Drei Dinge gehören in das Informationsschreiben:
- Welche Daten werden erfasst und zu welchem Zweck
- Wer Zugriff hat (rollenbasiert) und wo die Daten liegen
- Welche Rechte der Mitarbeiter hat (Auskunft, Berichtigung, Löschung)
Eine Einwilligung ist im Beschäftigungsverhältnis übrigens kein belastbarer Rechtfertigungsgrund — die Rechtsgrundlage ist das Arbeitsverhältnis selbst (§ 26 BDSG). Trotzdem solltest du dokumentieren, dass die Information erfolgt ist.
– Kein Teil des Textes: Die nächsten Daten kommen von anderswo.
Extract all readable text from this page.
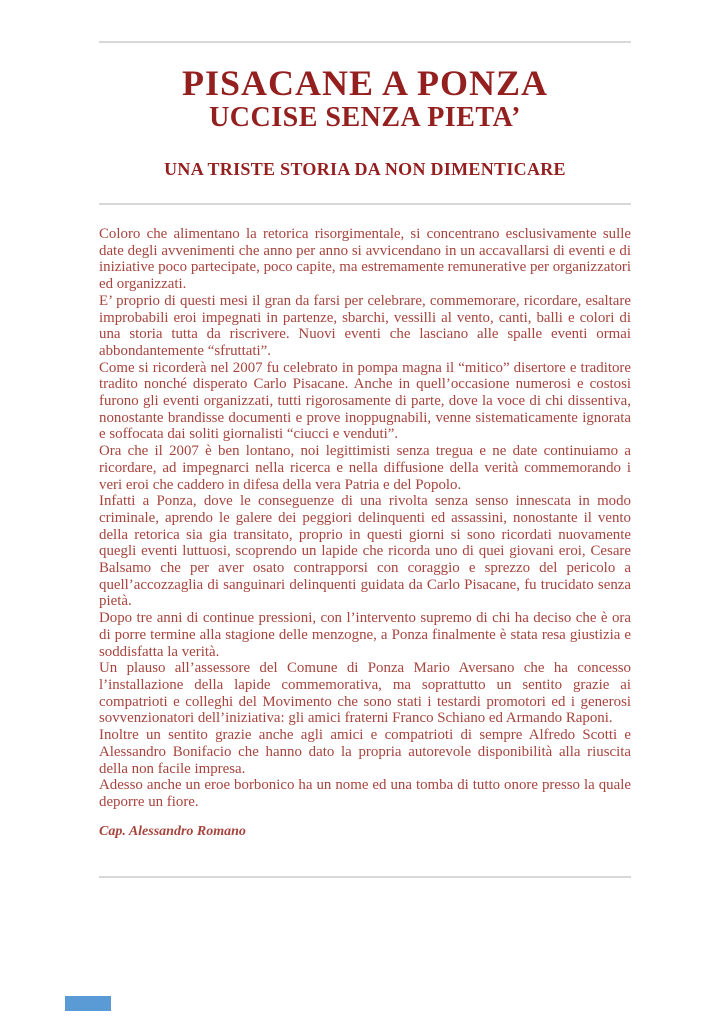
PISACANE A PONZA
UCCISE SENZA PIETA’
UNA TRISTE STORIA DA NON DIMENTICARE

Coloro che alimentano la retorica risorgimentale, si concentrano esclusivamente sulle date degli avvenimenti che anno per anno si avvicendano in un accavallarsi di eventi e di iniziative poco partecipate, poco capite, ma estremamente remunerative per organizzatori ed organizzati.

E’ proprio di questi mesi il gran da farsi per celebrare, commemorare, ricordare, esaltare improbabili eroi impegnati in partenze, sbarchi, vessilli al vento, canti, balli e colori di una storia tutta da riscrivere. Nuovi eventi che lasciano alle spalle eventi ormai abbondantemente “sfruttati”.

Come si ricorderà nel 2007 fu celebrato in pompa magna il “mitico” disertore e traditore tradito nonché disperato Carlo Pisacane. Anche in quell’occasione numerosi e costosi furono gli eventi organizzati, tutti rigorosamente di parte, dove la voce di chi dissentiva, nonostante brandisse documenti e prove inoppugnabili, venne sistematicamente ignorata e soffocata dai soliti giornalisti “ciucci e venduti”.

Ora che il 2007 è ben lontano, noi legittimisti senza tregua e ne date continuiamo a ricordare, ad impegnarci nella ricerca e nella diffusione della verità commemorando i veri eroi che caddero in difesa della vera Patria e del Popolo.

Infatti a Ponza, dove le conseguenze di una rivolta senza senso innescata in modo criminale, aprendo le galere dei peggiori delinquenti ed assassini, nonostante il vento della retorica sia gia transitato, proprio in questi giorni si sono ricordati nuovamente quegli eventi luttuosi, scoprendo un lapide che ricorda uno di quei giovani eroi, Cesare Balsamo che per aver osato contrapporsi con coraggio e sprezzo del pericolo a quell’accozzaglia di sanguinari delinquenti guidata da Carlo Pisacane, fu trucidato senza pietà.

Dopo tre anni di continue pressioni, con l’intervento supremo di chi ha deciso che è ora di porre termine alla stagione delle menzogne, a Ponza finalmente è stata resa giustizia e soddisfatta la verità.

Un plauso all’assessore del Comune di Ponza Mario Aversano che ha concesso l’installazione della lapide commemorativa, ma soprattutto un sentito grazie ai compatrioti e colleghi del Movimento che sono stati i testardi promotori ed i generosi sovvenzionatori dell’iniziativa: gli amici fraterni Franco Schiano ed Armando Raponi.

Inoltre un sentito grazie anche agli amici e compatrioti di sempre Alfredo Scotti e Alessandro Bonifacio che hanno dato la propria autorevole disponibilità alla riuscita della non facile impresa.

Adesso anche un eroe borbonico ha un nome ed una tomba di tutto onore presso la quale deporre un fiore.

Cap. Alessandro Romano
Fazit: Datenschutz ist Arbeit, aber keine Wissenschaft
Wer ein VVT führt, einen sauberen AVV unterschrieben hat, ein rollenbasiertes Zugriffskonzept umsetzt und seine Mitarbeiter informiert, hat 95 % der typischen Risiken abgedeckt. Die restlichen 5 % sind Spezialfälle (Auslandsmitarbeiter, Behörden-Anfragen, Audits) — die kannst du adressieren, wenn sie auftreten.
Wichtiger als perfekte Compliance: dokumentiert handeln. Wenn die Aufsichtsbehörde fragt, was du gemacht hast, ist die schlimmste Antwort „weiß ich nicht". Die zweitschlimmste „hatten wir nicht gewusst". Beide vermeidet ein VVT.